Some others in opposition
Fellow NLSIU graduate and current Yale LLM Gautam Bhatia argues in Outlook that “every once in a way, the highest Court in the land delivers a judgment that is both constitutionally preposterous, and morally egregious”, adding that Kaushal v Naz should end “upon the rubbish-heap of constitutional history”.
And Lawrence Liang, another NLS grad and Alternative Law Forum co-founder, provides advocate Siddharth Narain's strong analysis in Kafila, citing plenty of authority, of why he dissents with the Supreme Court’s reasoning, concluding: “The Indian Supreme Court has betrayed the values that the Delhi High Court judgment stood for – dignity, liberty, equality, non-discrimination, inclusiveness and constitutional morality.”
Centre for Policy Research president Pratap Bhanu Mehta simplifies the argument in the Express, saying that without the need to “throw about articles” and look into statutory history, it can be easily said that this was a case for letting go of judicial restraint in favour of protection of fundamental rights against the “Victorian” relic Section 377. “The court also displayed a howlingly limited moral imagination,” he added.
Harini Calamur stressed, in DNA that the Delhi high court’s reading down of Section 377 was the “only possible correct decision”. “On being asked about the contribution of natives to literature, [Lord Macualay’s] response was: ‘A single shelf of a good European library is worth the whole native literature of India and Arabia.’ It is this man’s pronouncements on sex and sexuality that have been upheld by the highest court in India,” she writes.
In the Supreme Court’s corner
For leaders of different religious groups, however, yesterday was a rare event where they found common ground to unite on, in support of homophobia, reported the DNA.
Former additional solicitor general of India KN Bhat, lawyer Prameela Nesargi support the technical correctness of yesterday’s judgment, talking to IBN Live.

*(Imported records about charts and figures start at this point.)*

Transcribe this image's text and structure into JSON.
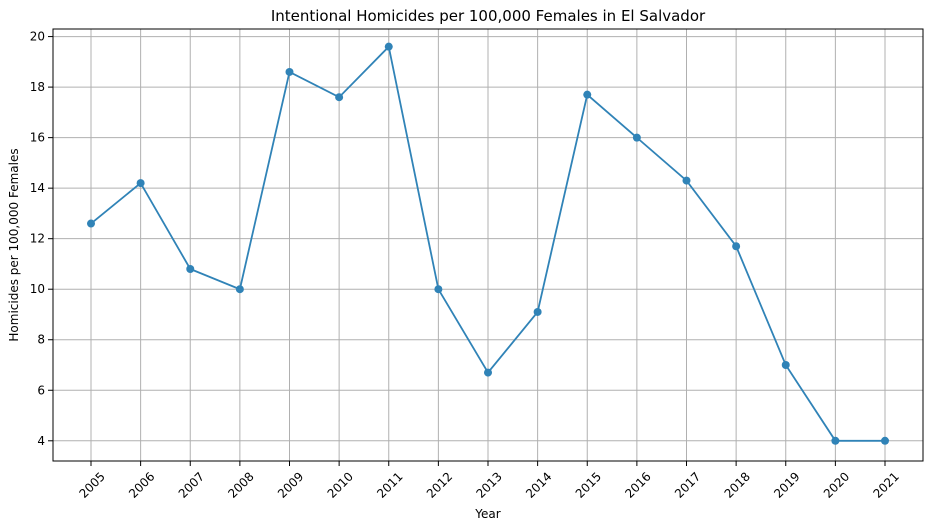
{
  "chart_data": {
    "type": "line",
    "title": "Intentional Homicides per 100,000 Females in El Salvador",
    "xlabel": "Year",
    "ylabel": "Homicides per 100,000 Females",
    "x": [
      "2005",
      "2006",
      "2007",
      "2008",
      "2009",
      "2010",
      "2011",
      "2012",
      "2013",
      "2014",
      "2015",
      "2016",
      "2017",
      "2018",
      "2019",
      "2020",
      "2021"
    ],
    "series": [
      {
        "values": [
          12.6,
          14.2,
          10.8,
          10.0,
          18.6,
          17.6,
          19.6,
          10.0,
          6.7,
          9.1,
          17.7,
          16.0,
          14.3,
          11.7,
          7.0,
          4.0,
          4.0
        ],
        "color": "#3083b7",
        "marker": "circle"
      }
    ],
    "yticks": [
      4,
      6,
      8,
      10,
      12,
      14,
      16,
      18,
      20
    ],
    "ylim": [
      3.2,
      20.3
    ],
    "grid": true,
    "xtick_rotation": 45
  }
}
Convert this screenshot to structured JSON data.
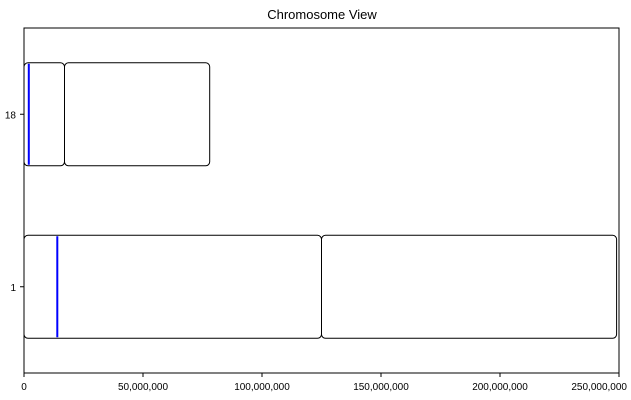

A 2009 paper in the NUJS Law Review by the college’s former vice chancellor Prof MP Singh, argued for the constitutionality of section 377 (years before the Supreme Court delivered its verdict, obviously, and without making any value judgments about homosexuality). Singh concluded, after 20-odd pages of dense reasoning:
As stated in the beginning I have tried to examine the existing constitutional position vis-à-vis Section 377 of IPC without making any value judgments or taking sides. As I find it, the constitutional interpretation in Naz Foundation is not in line with the interpretation of the Constitution as established by the Supreme Court. As some of the issues decided in Naz Foundation conflict with large bench decisions of the Supreme Court up to seven judges, the Naz Foundation interpretation could be upheld as per practice and precedent of the Court only by a bench of not less than nine judges.
Towards the end I have also tried to suggest with some difficulty the possibility of reading down Section 377 by making it non-applicable to “consensual sexual acts between adults in private”.
As the matter is pending before the Supreme Court and the Supreme Court has enormous powers to devise appropriate procedures and remedies according to the requirement of each case instead of availing of the option of strong review of either upholding or invalidating Section 377 it could also exercise a weak form of review by asking the Parliament to re-examine Section 377 in the light of new developments in law as already suggested by the Law Commission. Though, of course, such a review assumes unconstitutionality of Section 377, the Supreme Court could do it without arriving at such a conclusion.